Business › Oil and Gas       02.04.2020

OMCs Begin Reduction In Fuel Prices

Oil marketing companies have begun reducing the prices of petroleum products.

GOIL has slashed its pump prices by about 10%.
This comes barely a day after the Institute of Energy Security had forecast a maximum of 24% reduction in the price of fuel.

Diesel XP is now going for GHS4.32 per litre while Super XP is selling at GHS4.32, respectively.

This is compared with about GHS4.88 anD GHS4.90, respectively, a fortnight ago.

Other OMCs are expected to follow suit with some adjustment in prices of petroleum products to intensify competition among the players.

The drop in the price of petroleum products is due to the 33.36% fall in the price of Brent crude, coupled with the considerable drop in the prices of petrol (51.29%) and diesel (27.96%) on the international market.

Crude oil prices remain largely below the $30-margin for this window due to a drowning global oil market as a result of unmanageable surplus as the world’s largest economies lockdown, cutting consumption by 25%.

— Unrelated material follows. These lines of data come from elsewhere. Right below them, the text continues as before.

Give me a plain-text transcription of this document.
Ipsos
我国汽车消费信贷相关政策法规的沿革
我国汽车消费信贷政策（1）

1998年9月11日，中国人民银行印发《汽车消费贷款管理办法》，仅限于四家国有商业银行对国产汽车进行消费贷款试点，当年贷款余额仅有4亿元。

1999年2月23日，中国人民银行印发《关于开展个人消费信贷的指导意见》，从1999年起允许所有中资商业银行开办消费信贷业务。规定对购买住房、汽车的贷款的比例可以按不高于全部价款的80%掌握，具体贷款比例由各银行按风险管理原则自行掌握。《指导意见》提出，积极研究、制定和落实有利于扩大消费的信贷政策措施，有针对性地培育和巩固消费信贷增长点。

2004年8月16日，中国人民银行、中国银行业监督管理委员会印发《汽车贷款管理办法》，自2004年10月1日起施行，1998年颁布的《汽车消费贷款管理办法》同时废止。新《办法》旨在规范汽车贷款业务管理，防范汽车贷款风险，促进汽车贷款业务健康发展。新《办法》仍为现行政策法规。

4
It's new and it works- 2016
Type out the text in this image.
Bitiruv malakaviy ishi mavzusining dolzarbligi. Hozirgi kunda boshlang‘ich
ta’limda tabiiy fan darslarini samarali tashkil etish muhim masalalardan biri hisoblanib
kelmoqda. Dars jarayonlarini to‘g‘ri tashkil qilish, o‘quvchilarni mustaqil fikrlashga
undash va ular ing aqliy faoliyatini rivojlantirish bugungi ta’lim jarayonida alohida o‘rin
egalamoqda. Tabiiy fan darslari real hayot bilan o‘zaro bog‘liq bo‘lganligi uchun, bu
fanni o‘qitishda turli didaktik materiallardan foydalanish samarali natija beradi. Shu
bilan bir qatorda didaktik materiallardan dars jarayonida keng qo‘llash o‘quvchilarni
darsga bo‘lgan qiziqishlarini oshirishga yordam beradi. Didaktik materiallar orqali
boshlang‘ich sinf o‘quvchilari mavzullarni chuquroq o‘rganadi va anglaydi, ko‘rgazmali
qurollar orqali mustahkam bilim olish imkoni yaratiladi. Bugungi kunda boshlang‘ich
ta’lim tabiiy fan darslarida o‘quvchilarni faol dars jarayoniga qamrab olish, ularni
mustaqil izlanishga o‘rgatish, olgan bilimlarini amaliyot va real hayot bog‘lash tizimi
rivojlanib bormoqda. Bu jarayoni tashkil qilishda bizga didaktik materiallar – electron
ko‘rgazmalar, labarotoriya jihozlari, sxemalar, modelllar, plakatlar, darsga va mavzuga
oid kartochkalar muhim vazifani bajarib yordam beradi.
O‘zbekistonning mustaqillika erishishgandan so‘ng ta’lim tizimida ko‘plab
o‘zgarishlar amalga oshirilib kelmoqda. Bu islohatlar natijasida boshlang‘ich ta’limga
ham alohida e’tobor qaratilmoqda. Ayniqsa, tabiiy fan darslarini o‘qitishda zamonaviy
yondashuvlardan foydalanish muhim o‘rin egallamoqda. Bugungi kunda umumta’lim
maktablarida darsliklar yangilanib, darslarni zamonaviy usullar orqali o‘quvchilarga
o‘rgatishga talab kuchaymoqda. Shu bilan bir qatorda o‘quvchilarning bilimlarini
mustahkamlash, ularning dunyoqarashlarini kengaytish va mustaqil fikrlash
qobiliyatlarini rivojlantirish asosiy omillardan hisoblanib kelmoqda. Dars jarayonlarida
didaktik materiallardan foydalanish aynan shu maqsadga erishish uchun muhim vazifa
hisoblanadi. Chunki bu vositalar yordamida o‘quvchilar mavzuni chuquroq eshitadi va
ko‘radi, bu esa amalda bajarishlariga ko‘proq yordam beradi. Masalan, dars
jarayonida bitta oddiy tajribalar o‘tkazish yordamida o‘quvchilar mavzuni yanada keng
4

During the last Pricing Window, Shell (Vivo) reduced petrol and diesel by roughly 4.3%, Goil and Total Ghana shaved off approximately 11% for petrol and diesel.

Zen Petroleum on the hand gave away a whopping 14% for both products to sell at GHS4.25 per litre, thus making it the OMC with the least-selling price on the market.

As a result, the national average price of fuel per litre at the pump stands at GHS4.88 and GHS4.90 for petrol and diesel respectively.